Re: [Harp-L] Harmonica Manufaturers in former East Germany
Hey Rick.. oh yes, I can fill in that gap... that was a cool tuning. It started on hole 2 of standard Richter note placement as you mention. That hole 10 fills a missing note on what is hole 10 of a regular Richter. It's a really cool idea. Then the 10 draw is a continuation of the the V minor draw chord, only it turns into V major on the last three holes. On a G harmonica, the 10 blow is B, the draw is F#. Seydel used this tuning for a long time. You can still get Seydels tuned this way if you want. My main G, a prewar Seydel Bandmaster from around 1915 is like that. It's really cool in second position - you have your choice of hitting the F# either by bending the 9 or hitting the 10 draw. It's not something I play 100 percent of the time, because I do like the one draw (on a regular Richter).
One of my all-time favorite tunings is this tuning with the two blow tuned a step up in a sort of alternate-universe paddy richter. It's really great for that, and great for playing fourth position that way. I would like to have a whole set of those sometime (I never get around to building this stuff I want,lol).
It was crazy how much variation there was in the Seydel diatonics back before World War II. I've seen the flagship prewar Bandmasters with narrow reedslot configurations, the wider one Seydel uses now, then with that alternate tuning you mentioned, then with regular tuning. I have seen so many tuned that way, versus standard Richter, I would say they made as many if not more that way. But this was something that they'd been doing for a long time. It was a superior tuning for first position, but it had some cool cross-harp possibilities. If Seydel hadn't disappeared behind the Iron Curtain, there would be probably be a lot more people playing this tuning.

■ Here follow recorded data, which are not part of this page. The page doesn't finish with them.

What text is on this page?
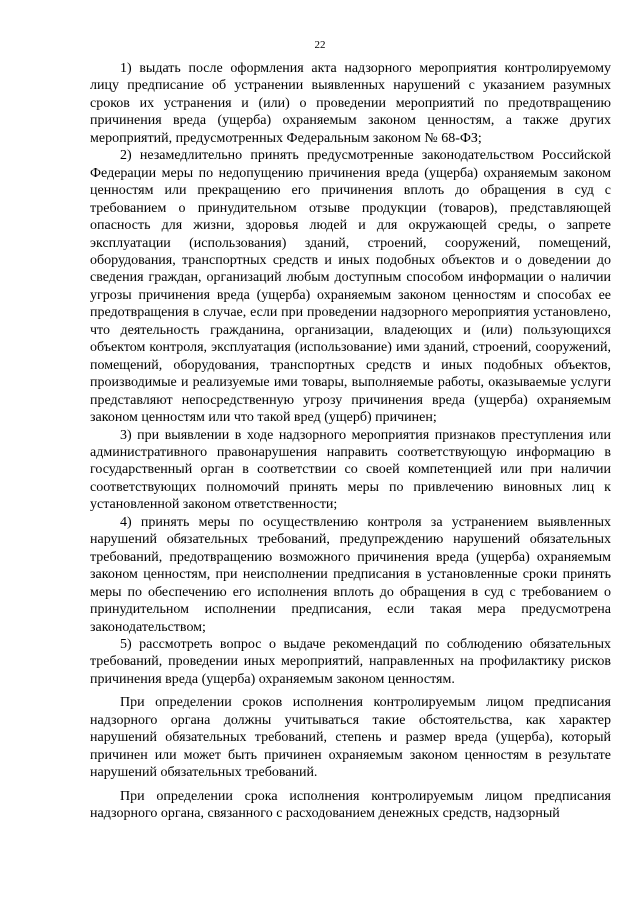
22

1) выдать после оформления акта надзорного мероприятия контролируемому лицу предписание об устранении выявленных нарушений с указанием разумных сроков их устранения и (или) о проведении мероприятий по предотвращению причинения вреда (ущерба) охраняемым законом ценностям, а также других мероприятий, предусмотренных Федеральным законом № 68-ФЗ;

2) незамедлительно принять предусмотренные законодательством Российской Федерации меры по недопущению причинения вреда (ущерба) охраняемым законом ценностям или прекращению его причинения вплоть до обращения в суд с требованием о принудительном отзыве продукции (товаров), представляющей опасность для жизни, здоровья людей и для окружающей среды, о запрете эксплуатации (использования) зданий, строений, сооружений, помещений, оборудования, транспортных средств и иных подобных объектов и о доведении до сведения граждан, организаций любым доступным способом информации о наличии угрозы причинения вреда (ущерба) охраняемым законом ценностям и способах ее предотвращения в случае, если при проведении надзорного мероприятия установлено, что деятельность гражданина, организации, владеющих и (или) пользующихся объектом контроля, эксплуатация (использование) ими зданий, строений, сооружений, помещений, оборудования, транспортных средств и иных подобных объектов, производимые и реализуемые ими товары, выполняемые работы, оказываемые услуги представляют непосредственную угрозу причинения вреда (ущерба) охраняемым законом ценностям или что такой вред (ущерб) причинен;

3) при выявлении в ходе надзорного мероприятия признаков преступления или административного правонарушения направить соответствующую информацию в государственный орган в соответствии со своей компетенцией или при наличии соответствующих полномочий принять меры по привлечению виновных лиц к установленной законом ответственности;

4) принять меры по осуществлению контроля за устранением выявленных нарушений обязательных требований, предупреждению нарушений обязательных требований, предотвращению возможного причинения вреда (ущерба) охраняемым законом ценностям, при неисполнении предписания в установленные сроки принять меры по обеспечению его исполнения вплоть до обращения в суд с требованием о принудительном исполнении предписания, если такая мера предусмотрена законодательством;

5) рассмотреть вопрос о выдаче рекомендаций по соблюдению обязательных требований, проведении иных мероприятий, направленных на профилактику рисков причинения вреда (ущерба) охраняемым законом ценностям.

При определении сроков исполнения контролируемым лицом предписания надзорного органа должны учитываться такие обстоятельства, как характер нарушений обязательных требований, степень и размер вреда (ущерба), который причинен или может быть причинен охраняемым законом ценностям в результате нарушений обязательных требований.

При определении срока исполнения контролируемым лицом предписания надзорного органа, связанного с расходованием денежных средств, надзорный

Thanks Aongus, I love to hear those stories about doing business in the East Bloc. 9/10 of what I knew about the East Bloc and Soviet UNion as a kid was from watching "Red Dawn" and episodes of "Airwolf..." Airwolf went to the U.S.S.R. all the time and Ernest Borgnine would be all cool about it, like it was nothing to infilitrate Soviet air defenses, while I was a little kid scared to death, cause nobody came supposedly could come back from the Soviet Union alive. When I was a little older, but still a kid, I listened to Radio Moscow and Havanna when I could (still do, actually) on shortwave radio. It was the Evil Empire and it fascinated me - kind of like how Cobra's stuff was always cooler than G.I. Joe's. I still have that fascination with it. I was in Hungary once, when I was studying in Europe, not too long after the wall fell. Got mugged, train caught on fire, guy sitting next to me on train I'd been talking to got pulled off it by dudes with
machine guns. It was awesome.
So that's the kid I came from. I find this stuff fascinating and I would love hearing about your trip to Bulgaria back in the day, if you want to send me a msg offlist.
David Payne
www.elkriverharmonicas.com
________________________________
From: Rick Dempster <rick.dempster@xxxxxxxxxxx>
To: Aongus MacCana <amaccana@xxxxxxxxxx>; dave@xxxxxxxxxxxxxxxxxxxxxx
Cc: Harp-L List <harp-l@xxxxxxxxxx>
Sent: Monday, April 16, 2012 8:24 PM
Subject: Re: [Harp-L] Harmonica Manufaturers in former East Germany
I had a Seydel back in about 71-2. It was a ten hole diatonic, but hole one was the same as hole two on a standard Richter system. Can't remember what was at hole ten, and it's long gone to harmonica heaven.
Anyone else remember these, or can fill in the gap, or 'hole', as it were?
ED
>>> "Aongus MacCana" <amaccana@xxxxxxxxxx> 16/04/2012 20:57 >>>
Hi Dave,
This is a fascinating potted history. Communism is a bit like Christianity
- a wonderful idea, but it is a pity nobody (or very few) actually tried it.
The movie "Other Peoples' Lives gives a good insight into what life was
like under the communist regime in East Germany.
As far as harmonicas were concerned the apparatchiks apparently wanted the
factories to produce and export the instruments by the kilo and the heck
with quality. When I tried to purchase a Seydel in Hamburg a few years ago,
the earnest music store proprietor did not stock Seydel and told me "the
quality is not very good you know" I am pleased to see that the Music Store
in question has since become a Seydel vendor.
I visited Bulgaria on business about twenty years ago and was told at the
time that their shoe manufacturers were having similar problems with the
regime. They had some very creative ways of circumventing the authorities.